Он открывает дверцу буржуйки.
– Отдайте ее мне, Володенька. Вы теоретически рассуждаете, я, не бойтесь, не стану ваши слова никому пересказывать. А я рассуждаю как библиограф, как историк, если хотите. Такие документы хранить надо. Всё закончится это, немцев прогоним – кто-то будет заниматься этим, историю писать. Ему все документы нужны будут. Я не могу документы уничтожать, это всё равно что книги.
Володя снова садится на кровать и заходится смехом. Ефим Григорьевич смотрит на него с опаской.
– Я теоретически, вы исторически, а на Литейном, Ефим Григорьевич, так не рассуждают. Там практически рассуждают. Если найдут – то всё.
– Да вот еще. Я в книги спрячу, и всё.
Старик вынимает одну из книг, пониже, складывает листовку пополам и просовывает между страниц.
– Вот и всё. А как закончится, я в отдел отнесу. Мне еще спасибо скажут. А если не доживу, так тем более всё равно.
Володя машет рукой и отворачивается.
– Как хотите. Имейте в виду, я забыл об этом.

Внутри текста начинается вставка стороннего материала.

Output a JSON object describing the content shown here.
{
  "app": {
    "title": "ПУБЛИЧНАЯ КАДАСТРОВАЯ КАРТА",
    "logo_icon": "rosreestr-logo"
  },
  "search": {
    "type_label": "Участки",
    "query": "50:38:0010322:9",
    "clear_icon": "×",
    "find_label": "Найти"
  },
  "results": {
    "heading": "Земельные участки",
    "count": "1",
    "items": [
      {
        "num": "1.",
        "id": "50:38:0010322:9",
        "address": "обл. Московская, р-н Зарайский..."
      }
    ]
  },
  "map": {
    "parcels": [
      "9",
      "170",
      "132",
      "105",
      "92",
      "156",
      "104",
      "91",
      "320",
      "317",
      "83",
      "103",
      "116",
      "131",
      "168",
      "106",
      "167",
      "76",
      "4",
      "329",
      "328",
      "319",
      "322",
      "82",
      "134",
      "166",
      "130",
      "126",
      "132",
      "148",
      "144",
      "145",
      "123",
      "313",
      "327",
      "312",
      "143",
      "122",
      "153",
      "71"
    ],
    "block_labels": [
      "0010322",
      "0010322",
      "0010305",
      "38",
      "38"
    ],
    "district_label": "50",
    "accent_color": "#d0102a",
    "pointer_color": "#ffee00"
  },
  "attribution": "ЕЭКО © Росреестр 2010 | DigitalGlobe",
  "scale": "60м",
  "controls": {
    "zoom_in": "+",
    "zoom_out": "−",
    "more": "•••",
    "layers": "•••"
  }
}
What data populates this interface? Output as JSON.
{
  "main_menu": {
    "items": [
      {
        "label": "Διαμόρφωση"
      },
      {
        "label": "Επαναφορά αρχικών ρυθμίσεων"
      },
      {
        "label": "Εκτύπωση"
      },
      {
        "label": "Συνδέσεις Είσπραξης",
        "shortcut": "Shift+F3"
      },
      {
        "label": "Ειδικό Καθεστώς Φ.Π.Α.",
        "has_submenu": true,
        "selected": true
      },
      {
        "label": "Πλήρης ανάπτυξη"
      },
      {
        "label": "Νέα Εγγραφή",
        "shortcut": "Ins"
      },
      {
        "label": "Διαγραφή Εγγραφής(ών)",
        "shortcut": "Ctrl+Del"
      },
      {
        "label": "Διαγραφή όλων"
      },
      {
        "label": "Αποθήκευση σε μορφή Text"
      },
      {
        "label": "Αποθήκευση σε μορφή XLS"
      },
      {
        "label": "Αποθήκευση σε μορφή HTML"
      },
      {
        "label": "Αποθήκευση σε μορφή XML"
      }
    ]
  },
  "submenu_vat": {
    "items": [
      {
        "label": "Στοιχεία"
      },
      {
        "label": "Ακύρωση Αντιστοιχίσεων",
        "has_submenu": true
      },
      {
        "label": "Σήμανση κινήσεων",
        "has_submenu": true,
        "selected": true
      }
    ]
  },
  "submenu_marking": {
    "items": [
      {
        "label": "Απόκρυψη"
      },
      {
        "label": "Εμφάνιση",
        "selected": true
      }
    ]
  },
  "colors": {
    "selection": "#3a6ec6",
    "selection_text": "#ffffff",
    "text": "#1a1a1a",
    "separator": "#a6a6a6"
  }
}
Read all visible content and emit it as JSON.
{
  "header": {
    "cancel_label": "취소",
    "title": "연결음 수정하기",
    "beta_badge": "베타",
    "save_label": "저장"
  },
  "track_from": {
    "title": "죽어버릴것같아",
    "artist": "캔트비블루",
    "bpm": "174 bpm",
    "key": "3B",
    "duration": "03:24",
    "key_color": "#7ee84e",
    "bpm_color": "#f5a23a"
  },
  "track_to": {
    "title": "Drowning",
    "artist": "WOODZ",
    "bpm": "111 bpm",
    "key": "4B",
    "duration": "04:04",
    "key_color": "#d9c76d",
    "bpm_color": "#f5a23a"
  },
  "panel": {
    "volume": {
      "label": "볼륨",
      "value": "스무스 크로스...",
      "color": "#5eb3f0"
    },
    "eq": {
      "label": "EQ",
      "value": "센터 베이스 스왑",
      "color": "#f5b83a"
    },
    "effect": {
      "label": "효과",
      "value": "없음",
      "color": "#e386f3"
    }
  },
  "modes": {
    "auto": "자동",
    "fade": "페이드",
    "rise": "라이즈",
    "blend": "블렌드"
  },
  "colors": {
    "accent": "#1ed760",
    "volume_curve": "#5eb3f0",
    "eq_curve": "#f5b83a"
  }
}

Ефим Григорьевич прячет книгу обратно.
– Вы не забывайте, – возражает он. – Если я умру, то вы ее найдите. И дневник мой тоже, хорошо? Отнесите всё в библиотеку. Нельзя ничего забывать. История бывает только если обо всем помнить. История ведь не в книгах, Володенька. История только здесь. – Старик указывает пальцем на свой лоб. – Если здесь не помнить, то книги – только бумага, а без истории народ превращается в племя.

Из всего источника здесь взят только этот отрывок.